Folha/UOL: O sr. tem uma relação de amizade antiga com a presidente Dilma Rousseff, desde a época em que ambos combatiam a ditadura militar. Quando ela foi eleita presidente da República havia expectativa de que o sr. fosse indicado para algum ministério com funções políticas, até porque é um político também. Não obstante o sr. acabou indo para o Ministério do Desenvolvimento, Indústria e Comércio Exterior, que é importante mas de outra área.

Fernando Pimentel: Não... Fui escolhi pela presidenta, fui convidado e aceitei o convite. Eu não acho que eu fosse um quadro tão importante assim no cenário político nacional para ir para algum cargo de tanta proeminência. Ponto número um.

Ponto número dois: a presidenta Dilma, e aí isso eu queria deixar muito claro, não confunde as relações pessoais com as relações políticas e profissionais. Eu tenho relação pessoal sim com a presidenta, de amizade antiga, e tenho muito orgulho disso. Mas eu sou um ministro como os outros. Suscetível aos mesmos critérios de avaliação que qualquer ministro.
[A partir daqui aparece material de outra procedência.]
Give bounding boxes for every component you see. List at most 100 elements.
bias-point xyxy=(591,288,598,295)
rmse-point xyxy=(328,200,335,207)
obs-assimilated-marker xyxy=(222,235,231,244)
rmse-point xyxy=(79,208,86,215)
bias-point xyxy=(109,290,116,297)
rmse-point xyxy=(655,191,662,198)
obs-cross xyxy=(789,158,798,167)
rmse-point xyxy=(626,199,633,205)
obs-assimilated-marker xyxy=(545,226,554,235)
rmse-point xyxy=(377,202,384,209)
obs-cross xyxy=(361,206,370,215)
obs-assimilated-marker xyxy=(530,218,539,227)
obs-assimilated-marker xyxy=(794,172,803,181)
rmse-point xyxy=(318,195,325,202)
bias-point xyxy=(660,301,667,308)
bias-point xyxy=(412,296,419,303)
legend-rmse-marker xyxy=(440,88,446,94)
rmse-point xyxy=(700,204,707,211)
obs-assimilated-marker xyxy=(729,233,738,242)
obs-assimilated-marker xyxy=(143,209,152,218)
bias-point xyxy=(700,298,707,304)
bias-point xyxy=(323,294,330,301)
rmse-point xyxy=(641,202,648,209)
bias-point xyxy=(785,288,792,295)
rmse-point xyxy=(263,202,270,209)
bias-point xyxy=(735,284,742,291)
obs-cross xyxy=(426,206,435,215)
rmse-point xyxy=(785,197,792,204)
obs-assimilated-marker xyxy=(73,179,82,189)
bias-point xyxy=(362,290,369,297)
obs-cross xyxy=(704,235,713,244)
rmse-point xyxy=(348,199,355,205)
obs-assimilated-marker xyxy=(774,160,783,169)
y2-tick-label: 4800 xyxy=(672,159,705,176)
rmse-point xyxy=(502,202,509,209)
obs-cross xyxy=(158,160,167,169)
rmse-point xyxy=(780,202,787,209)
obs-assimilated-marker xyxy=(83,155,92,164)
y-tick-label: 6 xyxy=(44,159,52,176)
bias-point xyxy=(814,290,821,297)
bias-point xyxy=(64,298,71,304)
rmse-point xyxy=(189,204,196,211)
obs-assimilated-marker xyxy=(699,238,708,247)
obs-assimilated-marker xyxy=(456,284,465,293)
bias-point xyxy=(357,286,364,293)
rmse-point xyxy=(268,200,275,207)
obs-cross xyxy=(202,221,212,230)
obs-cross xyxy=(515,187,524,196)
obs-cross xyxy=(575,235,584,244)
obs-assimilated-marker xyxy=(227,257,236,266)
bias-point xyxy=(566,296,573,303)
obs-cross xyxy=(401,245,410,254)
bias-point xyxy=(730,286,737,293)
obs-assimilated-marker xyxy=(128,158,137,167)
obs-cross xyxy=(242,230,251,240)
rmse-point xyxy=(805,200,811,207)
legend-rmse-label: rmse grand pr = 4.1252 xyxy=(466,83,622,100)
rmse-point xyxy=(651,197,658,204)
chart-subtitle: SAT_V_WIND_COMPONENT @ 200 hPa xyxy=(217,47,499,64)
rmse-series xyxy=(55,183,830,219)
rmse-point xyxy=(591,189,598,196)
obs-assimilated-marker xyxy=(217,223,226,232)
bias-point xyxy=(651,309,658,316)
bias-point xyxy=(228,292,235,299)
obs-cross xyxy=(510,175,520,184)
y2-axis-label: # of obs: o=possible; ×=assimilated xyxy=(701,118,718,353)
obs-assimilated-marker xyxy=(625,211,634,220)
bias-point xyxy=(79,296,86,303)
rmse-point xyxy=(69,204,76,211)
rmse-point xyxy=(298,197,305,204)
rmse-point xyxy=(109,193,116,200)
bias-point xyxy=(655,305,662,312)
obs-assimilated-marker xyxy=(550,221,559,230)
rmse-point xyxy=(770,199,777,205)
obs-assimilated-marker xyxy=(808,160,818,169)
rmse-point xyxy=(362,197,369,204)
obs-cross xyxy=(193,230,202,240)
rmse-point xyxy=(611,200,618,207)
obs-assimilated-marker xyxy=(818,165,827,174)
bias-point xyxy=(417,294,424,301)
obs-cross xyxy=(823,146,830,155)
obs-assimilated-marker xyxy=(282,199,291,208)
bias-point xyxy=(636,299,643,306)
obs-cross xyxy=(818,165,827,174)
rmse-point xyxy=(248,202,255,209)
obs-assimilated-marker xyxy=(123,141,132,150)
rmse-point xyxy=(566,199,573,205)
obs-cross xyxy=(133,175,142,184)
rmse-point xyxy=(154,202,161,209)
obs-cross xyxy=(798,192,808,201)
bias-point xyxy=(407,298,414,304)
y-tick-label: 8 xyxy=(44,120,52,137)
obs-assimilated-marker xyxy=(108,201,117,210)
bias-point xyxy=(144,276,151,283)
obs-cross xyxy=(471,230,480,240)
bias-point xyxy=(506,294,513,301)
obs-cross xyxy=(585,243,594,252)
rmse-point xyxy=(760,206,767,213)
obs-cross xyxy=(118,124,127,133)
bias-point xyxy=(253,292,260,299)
De maneira que, devez em quando eu vejo na imprensa: "Ah, esse é um mais querido, um menos querido". Isso não conta absolutamente nada do ponto de vista profissional, do desempenho gerencial dos ministérios. Eu sou cobrado igual aos outros e tenho que mostrar serviço igual aos outros. Enfim... não tem nenhum privilégio nisso. E tenho uma relação com a presidenta, que está preservada estando ou não no ministério. Sou amigo, vou continuar sendo amigo dela.

Folha/UOL: Dentro do PT é comum ouvir, sempre nos bastidores por ali, que o presidente Lula não gosta muito do ministro Fernando Pimentel. É verdade?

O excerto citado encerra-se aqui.